WikiDer > Paul Reynaud
Paul Reynaud | ||||
| Begriff | Delegieren 1919 - 1924, 1928 - 1940 und 1946 - 1958 | |||
| Abteilung | Bässe Alpen (4) | |||
| Fraktion | GRD (1919-1928) ADS (1928-1932) CR (1932-1936) ARGRIA (1936-1940) RI (1946-1956) IPAS (1956-1958) | |||
| Zeitraum | Dritte Französische Republik Vierte Französische Republik Fünfte Französische Republik | |||
| ||||
Paul Reynaud (barcelonnette, 15. Oktober1878 - Neuilly-sur-Seine, 21. September1966) war ein französischer Politiker. Er war 1940 Premierminister von Frankreich, als die deutschen Armeen Frankreich überrannten.
Vor dem Zweiten Weltkrieg
Die Familie von Paul Reynaud ist rausgekommen Saint-Paul-sur-Ubaye, ein Dorf unweit von Barcelonette, wo sein Großvater Bürgermeister gewesen war. Wie viele Leute in der Gegend von Barcelonette war sein Vater nach . gezogen Mexiko wo er in der Textilindustrie ein Vermögen gemacht hatte.

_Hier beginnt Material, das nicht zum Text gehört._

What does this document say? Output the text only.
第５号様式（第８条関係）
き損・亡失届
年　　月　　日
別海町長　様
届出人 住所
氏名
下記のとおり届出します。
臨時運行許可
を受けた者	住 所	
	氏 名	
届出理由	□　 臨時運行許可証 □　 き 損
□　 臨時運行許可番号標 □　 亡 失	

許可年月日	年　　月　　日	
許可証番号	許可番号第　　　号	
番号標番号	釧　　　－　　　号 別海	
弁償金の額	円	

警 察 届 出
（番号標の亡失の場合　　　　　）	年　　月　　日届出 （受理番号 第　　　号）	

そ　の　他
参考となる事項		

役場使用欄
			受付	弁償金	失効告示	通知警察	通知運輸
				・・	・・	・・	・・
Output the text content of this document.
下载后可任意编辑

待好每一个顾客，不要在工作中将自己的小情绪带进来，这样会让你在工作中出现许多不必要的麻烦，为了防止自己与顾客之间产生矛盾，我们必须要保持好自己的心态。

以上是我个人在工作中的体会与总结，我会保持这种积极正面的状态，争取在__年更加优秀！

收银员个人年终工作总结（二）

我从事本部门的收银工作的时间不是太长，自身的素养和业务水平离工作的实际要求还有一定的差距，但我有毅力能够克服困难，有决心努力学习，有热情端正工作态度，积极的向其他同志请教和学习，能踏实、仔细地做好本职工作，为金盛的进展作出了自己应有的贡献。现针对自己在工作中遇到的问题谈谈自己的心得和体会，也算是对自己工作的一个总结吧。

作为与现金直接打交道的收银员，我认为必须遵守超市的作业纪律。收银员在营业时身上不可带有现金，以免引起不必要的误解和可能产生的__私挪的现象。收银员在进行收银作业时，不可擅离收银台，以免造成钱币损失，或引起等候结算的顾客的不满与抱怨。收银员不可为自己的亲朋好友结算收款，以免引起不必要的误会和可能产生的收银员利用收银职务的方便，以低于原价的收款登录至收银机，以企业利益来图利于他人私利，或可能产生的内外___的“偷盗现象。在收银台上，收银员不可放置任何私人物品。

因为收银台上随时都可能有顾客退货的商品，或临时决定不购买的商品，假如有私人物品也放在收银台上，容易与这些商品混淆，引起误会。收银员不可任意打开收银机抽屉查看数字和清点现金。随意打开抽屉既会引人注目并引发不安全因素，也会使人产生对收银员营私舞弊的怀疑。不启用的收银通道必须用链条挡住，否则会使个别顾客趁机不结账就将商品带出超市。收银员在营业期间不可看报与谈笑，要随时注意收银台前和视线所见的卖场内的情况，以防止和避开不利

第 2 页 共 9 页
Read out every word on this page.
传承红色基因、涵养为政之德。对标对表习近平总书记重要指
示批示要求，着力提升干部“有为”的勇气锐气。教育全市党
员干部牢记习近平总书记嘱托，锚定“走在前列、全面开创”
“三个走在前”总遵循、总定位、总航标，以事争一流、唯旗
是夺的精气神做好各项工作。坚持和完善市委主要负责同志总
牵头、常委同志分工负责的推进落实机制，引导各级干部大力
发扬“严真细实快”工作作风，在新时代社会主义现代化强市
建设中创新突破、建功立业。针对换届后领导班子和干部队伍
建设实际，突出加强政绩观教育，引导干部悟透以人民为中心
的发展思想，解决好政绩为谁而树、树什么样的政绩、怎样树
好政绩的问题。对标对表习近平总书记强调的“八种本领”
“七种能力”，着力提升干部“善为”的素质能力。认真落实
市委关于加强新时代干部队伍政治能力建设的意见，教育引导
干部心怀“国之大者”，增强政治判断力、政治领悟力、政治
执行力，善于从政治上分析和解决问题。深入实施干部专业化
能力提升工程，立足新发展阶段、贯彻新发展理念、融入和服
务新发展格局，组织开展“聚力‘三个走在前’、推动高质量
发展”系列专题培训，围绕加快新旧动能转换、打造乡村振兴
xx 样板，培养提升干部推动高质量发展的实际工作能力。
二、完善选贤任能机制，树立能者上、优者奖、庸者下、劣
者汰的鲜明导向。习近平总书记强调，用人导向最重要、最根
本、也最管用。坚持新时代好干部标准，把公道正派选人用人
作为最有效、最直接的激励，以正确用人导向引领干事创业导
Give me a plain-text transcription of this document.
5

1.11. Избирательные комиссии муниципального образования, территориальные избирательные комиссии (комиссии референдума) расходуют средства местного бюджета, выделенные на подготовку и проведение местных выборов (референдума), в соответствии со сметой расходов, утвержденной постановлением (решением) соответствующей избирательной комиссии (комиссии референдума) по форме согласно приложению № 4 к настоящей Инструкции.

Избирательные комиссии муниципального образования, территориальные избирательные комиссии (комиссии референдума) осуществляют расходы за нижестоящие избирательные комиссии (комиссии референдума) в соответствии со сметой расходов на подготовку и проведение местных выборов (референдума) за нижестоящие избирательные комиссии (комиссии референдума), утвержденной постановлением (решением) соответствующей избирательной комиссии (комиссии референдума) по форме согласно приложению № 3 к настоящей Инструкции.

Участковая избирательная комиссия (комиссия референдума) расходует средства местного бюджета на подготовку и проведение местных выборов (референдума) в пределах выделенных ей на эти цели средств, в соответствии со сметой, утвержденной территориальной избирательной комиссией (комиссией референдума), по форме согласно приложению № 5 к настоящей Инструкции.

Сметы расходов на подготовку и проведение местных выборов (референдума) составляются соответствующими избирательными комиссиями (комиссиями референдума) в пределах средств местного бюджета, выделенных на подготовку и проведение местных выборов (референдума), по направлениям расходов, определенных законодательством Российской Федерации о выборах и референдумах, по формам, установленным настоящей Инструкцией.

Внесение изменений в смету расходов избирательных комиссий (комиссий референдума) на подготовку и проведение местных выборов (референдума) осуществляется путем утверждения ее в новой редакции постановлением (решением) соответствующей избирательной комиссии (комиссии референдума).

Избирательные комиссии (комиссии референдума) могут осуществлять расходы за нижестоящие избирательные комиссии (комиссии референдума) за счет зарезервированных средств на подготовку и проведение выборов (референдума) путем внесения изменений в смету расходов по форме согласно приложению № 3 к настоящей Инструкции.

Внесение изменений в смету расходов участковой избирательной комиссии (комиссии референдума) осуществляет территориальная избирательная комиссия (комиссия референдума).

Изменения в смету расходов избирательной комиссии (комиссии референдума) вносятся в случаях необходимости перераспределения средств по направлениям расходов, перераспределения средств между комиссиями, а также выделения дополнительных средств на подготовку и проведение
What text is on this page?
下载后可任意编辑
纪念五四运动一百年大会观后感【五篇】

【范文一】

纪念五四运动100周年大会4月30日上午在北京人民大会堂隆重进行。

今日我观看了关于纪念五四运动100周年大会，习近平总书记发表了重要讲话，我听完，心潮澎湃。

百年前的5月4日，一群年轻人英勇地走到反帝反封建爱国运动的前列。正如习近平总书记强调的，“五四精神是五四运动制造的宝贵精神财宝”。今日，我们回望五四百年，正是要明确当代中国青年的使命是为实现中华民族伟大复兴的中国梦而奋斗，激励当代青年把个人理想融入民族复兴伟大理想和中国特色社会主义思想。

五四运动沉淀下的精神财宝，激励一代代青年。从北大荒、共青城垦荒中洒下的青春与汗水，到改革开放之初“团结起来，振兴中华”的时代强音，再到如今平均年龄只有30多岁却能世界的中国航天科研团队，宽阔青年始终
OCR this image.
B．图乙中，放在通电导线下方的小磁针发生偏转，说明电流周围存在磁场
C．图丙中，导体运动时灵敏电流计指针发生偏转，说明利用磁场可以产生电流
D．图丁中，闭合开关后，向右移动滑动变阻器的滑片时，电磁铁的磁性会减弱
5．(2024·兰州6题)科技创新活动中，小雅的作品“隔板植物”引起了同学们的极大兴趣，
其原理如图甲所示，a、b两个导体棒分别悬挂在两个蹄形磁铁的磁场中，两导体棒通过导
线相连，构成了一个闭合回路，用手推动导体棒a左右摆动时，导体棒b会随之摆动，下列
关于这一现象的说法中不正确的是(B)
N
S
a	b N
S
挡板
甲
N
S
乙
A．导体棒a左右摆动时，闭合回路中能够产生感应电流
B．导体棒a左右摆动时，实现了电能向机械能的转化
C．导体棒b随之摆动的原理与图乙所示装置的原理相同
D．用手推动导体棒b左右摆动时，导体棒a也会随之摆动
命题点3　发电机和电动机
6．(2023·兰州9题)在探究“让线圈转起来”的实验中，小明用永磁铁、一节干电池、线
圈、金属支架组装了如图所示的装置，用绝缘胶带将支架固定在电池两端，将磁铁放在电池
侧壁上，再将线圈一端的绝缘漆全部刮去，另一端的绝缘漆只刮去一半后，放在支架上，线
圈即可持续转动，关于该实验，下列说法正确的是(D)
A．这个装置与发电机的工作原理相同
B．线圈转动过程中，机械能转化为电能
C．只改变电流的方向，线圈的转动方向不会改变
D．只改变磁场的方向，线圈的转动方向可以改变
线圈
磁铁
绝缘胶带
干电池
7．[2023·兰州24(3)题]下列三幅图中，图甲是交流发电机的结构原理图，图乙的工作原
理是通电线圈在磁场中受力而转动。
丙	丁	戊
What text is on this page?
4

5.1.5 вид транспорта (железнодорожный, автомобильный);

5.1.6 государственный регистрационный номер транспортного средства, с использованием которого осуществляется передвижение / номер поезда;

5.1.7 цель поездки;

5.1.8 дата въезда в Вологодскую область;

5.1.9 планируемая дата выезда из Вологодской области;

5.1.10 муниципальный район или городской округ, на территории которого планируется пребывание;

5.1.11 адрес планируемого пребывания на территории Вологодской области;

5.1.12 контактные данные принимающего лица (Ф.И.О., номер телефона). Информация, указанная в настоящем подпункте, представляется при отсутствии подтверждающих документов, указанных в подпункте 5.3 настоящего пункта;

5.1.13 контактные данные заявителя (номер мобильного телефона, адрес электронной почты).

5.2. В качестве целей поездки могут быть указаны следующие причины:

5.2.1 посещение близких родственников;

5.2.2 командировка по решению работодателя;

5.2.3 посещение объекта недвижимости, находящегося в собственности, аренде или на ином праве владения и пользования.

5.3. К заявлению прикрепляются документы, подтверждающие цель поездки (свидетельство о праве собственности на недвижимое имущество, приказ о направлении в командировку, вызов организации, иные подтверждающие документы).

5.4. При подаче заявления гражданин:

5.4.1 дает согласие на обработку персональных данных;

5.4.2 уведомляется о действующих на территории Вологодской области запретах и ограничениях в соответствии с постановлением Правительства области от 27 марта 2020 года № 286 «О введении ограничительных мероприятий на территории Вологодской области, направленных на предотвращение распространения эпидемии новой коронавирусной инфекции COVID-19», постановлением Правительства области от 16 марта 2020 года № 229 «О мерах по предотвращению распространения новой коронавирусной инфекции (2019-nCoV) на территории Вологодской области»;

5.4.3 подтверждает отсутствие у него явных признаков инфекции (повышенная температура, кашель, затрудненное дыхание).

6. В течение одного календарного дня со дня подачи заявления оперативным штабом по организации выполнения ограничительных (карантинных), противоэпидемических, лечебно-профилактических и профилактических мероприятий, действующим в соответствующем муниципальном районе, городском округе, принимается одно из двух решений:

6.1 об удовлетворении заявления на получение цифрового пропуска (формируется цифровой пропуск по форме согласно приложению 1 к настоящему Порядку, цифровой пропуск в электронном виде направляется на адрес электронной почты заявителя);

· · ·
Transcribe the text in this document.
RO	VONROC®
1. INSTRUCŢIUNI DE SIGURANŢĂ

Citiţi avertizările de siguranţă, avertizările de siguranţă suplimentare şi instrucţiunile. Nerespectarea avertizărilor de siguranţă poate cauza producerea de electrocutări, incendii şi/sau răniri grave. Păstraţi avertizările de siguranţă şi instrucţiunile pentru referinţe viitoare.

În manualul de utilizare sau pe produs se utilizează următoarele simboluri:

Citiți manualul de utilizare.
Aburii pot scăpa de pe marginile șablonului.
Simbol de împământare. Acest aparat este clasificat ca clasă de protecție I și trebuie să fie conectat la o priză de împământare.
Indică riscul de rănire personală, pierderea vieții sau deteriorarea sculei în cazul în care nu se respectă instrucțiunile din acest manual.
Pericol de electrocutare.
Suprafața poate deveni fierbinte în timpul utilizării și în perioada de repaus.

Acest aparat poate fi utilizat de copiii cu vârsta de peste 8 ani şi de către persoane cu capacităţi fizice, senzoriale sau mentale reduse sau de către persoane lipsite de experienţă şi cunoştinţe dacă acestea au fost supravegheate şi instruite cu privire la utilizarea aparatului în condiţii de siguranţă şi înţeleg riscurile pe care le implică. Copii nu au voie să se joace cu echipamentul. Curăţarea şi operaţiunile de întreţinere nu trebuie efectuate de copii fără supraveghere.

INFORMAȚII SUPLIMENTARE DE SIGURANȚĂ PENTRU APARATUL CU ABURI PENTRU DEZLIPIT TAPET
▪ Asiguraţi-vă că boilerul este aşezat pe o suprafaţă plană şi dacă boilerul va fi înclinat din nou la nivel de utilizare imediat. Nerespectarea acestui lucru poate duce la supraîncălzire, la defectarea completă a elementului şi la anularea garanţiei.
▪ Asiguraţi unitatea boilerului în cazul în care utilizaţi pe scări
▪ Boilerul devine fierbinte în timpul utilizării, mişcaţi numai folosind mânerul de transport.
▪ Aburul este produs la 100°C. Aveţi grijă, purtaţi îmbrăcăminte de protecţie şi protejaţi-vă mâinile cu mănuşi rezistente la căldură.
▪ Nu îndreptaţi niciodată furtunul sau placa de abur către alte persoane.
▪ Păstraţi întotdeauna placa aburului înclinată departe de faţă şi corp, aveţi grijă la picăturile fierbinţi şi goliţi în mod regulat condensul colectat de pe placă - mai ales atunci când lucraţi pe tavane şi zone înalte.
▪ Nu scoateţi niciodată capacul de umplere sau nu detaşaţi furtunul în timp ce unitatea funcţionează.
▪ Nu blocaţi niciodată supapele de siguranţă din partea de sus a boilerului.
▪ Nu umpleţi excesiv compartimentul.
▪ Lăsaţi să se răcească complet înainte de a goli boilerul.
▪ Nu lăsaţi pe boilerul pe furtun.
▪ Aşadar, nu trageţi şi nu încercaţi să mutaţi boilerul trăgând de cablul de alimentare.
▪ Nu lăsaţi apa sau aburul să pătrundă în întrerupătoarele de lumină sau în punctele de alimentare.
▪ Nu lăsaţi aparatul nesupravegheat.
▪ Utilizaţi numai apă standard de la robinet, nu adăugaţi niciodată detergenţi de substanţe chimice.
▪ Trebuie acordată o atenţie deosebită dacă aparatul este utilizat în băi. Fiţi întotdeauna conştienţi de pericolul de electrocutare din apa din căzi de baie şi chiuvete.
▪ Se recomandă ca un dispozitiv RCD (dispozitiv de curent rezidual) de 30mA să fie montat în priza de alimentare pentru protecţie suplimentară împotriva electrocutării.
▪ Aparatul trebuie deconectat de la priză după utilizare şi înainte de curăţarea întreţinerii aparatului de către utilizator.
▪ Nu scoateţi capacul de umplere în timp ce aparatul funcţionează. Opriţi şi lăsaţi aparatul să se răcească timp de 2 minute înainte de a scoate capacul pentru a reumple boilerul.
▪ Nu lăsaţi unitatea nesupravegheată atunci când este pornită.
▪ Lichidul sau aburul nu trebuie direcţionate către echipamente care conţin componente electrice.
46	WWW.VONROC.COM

Er studierte zunächst an der cole des hautes études commerciales de Paris und dann Rechte an den Sorbonne. Er wurde Anwalt und ging später in die Politik.
1919 wurde er für seine Heimatregion Basses-Alpes (heute Alpes-de-Haute-Provenxe) in Frankreich gewählt Abgeordnetenkammer. Danach gehörte er dem Bloc National an, einer breiten Koalition aus rechten und Zentrumsparteien. 1924 verlor er dieses Mandat, kehrte aber 1928 als Abgeordneter aus Paris in die Kammer zurück, die er bis 1940 blieb. Er war die ganze Zeit Mitglied der Mitte-Rechts Allianz demokratie und wurde auch Vizepräsident dieser Partei. Berühmt wurde er als Spezialist für Finanzangelegenheiten.
Er trat einigen der vielen kurzlebigen französischen Regierungen bei, nacheinander als Finanzminister (1930), Kolonien (1931-1932) und Justiz (1932).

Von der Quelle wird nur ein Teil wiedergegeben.